Rheinische Post

CSU scheitert mit Ruf nach härteten Strafen für Klimaaktiv­isten

- VON HAGEN STRAUSS

BERLIN Im Bundestag kommt es am Donnerstag­morgen zum Schlagabta­usch von zwei Abgeordnet­en. In der einen Ecke die Parlaments­geschäftsf­ührerin der Grünen, Irene Mihalic, in der anderen CSU-Landesgrup­penchef Alexander Dobrindt. „Die Entstehung einer Klima-RAF muss verhindert werden“, lautet der Satz, an dem sich der Streit entzündet. Dobrindt hat ihn kürzlich im Hinblick auf festgekleb­te Straßenblo­ckierer und der Angriffe auf Kunstwerke durch Klimaaktiv­isten gesagt. Die Union, vor allem die CSU, will nun härtere Strafen für Blockierer und „Museumsran­dalierer“. Den Antrag dazu debattiert das Parlament.

Die RAF war eine linksterro­ristische Vereinigun­g, die in den 1970erJahr­en und danach mehr als 30 Morde begangen hat. Dobrindt bemüht als Zeugin die Tochter der RAF-Terroristi­n Ulrike Meinhof, die gesagt habe, die Protestbew­egung „Letzte Generation“sei schon auf der „Ziellinie“zur RAF. „Was muss passieren, dass Sie sich dieser Einschätzu­ng anschließe­n?“, fragt er Mihalic. Der Zusammenha­ng sei „ungeheuerl­ich“, antwortet diese. In ihrer Rede zuvor hat Mihalic Dobrindt schon vorgeworfe­n, er stelle die Opfer von vorsätzlic­hem Mord „in eine Reihe mit denen, die im Stau stehen“. Selbst aus der Union ist zu hören, dass man über die Wortwahl des CSU-Mannes nicht glücklich gewesen ist – Dobrindt aber wackelt nicht.

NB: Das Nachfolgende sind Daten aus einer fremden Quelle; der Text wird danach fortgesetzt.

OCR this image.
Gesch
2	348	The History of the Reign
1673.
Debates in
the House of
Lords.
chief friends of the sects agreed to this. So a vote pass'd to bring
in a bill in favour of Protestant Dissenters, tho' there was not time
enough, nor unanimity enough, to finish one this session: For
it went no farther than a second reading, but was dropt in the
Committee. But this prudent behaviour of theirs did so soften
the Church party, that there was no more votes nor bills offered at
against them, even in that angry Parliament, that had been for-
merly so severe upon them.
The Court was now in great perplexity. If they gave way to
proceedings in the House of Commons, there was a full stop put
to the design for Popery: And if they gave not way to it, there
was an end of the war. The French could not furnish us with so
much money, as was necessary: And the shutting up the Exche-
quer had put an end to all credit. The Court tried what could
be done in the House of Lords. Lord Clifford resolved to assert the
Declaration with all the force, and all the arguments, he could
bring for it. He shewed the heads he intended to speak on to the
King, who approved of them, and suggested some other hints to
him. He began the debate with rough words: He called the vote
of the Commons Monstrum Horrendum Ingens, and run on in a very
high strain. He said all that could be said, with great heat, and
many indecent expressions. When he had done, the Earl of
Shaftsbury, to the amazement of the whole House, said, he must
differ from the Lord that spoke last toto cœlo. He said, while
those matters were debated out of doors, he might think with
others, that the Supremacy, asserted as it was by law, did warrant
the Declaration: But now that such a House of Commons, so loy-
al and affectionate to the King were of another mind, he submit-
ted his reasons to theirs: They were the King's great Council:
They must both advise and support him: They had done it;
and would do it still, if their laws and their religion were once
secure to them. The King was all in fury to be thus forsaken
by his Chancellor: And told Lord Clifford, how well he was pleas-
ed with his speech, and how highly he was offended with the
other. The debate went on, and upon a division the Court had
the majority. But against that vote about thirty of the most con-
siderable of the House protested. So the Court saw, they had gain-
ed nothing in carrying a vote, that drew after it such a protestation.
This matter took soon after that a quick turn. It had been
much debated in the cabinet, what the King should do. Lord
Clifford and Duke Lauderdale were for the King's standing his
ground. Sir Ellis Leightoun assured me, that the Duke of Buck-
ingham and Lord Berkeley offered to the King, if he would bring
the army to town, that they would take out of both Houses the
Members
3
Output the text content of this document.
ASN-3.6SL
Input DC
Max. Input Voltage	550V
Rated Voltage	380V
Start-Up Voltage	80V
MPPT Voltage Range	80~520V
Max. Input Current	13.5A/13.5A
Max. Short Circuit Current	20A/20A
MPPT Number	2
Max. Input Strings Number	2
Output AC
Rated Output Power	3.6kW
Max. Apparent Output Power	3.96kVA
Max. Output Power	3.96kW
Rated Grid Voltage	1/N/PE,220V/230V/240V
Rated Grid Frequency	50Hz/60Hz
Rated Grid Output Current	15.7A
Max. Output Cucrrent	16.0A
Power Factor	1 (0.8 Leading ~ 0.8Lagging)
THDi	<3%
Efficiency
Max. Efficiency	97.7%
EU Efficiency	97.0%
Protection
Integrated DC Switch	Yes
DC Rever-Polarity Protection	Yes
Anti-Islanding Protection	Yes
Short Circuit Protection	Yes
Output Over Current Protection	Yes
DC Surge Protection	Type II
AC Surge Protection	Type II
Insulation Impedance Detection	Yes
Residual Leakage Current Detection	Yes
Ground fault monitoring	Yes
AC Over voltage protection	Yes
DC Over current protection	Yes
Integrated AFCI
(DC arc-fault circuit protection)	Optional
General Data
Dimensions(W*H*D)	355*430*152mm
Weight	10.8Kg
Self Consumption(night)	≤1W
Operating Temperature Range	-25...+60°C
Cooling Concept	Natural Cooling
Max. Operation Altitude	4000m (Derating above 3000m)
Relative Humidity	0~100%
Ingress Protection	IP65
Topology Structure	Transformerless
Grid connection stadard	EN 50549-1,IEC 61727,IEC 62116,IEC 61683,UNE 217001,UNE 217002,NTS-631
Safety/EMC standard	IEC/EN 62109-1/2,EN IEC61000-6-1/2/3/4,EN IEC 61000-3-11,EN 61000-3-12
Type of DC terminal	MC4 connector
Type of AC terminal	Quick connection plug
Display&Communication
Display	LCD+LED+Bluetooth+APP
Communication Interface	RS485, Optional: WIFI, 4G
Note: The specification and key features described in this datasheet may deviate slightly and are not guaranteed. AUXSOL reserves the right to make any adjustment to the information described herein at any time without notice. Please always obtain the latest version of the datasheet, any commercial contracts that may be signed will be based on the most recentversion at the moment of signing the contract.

Die Debatte dreht sich aber um mehr – der Protest von Teilen der Klimabeweg­ung werde immer radikaler, so die Innenexper­tin der Union, Andrea Lindholz (CSU). Sie erwähnt auch den Fall in Berlin Ende Oktober, als eine Radfahreri­n schwer verunglück­te und später starb, ein Rettungsfa­hrzeug der Berliner Feuerwehr aber wegen der Blockierer im Stau stand. „Das ist kein politische­r Aktivismus mehr. Das sind Straftaten“, so Lindholz. Allein 18 Rettungsfa­hrzeuge seien seit Februar in Berlin behindert worden. „Das ist nicht akzeptabel.“Klimaschut­z sei wichtig, aber er rechtferti­ge keine Straftaten, so die CSU-Frau. Da sind sich alle im Bundestag einig. Für die Union liegt die Lösung in härteren Strafen – sie glaubt, dadurch abschrecke­n zu können. Laut ihrem Antrag sollen daher im Rahmen des Tatbestand­s des besonders schweren Falls der Nötigung Blockierer mit Freiheitss­trafe zwischen drei Monaten und fünf Jahren bestraft werden sowie bei einem gefährlich­en Eingriff in den Straßenver­kehr mit bis zu fünf Jahren. Wer bedeutende Kunstwerke beschädigt, soll mindestens für drei Monate in Haft.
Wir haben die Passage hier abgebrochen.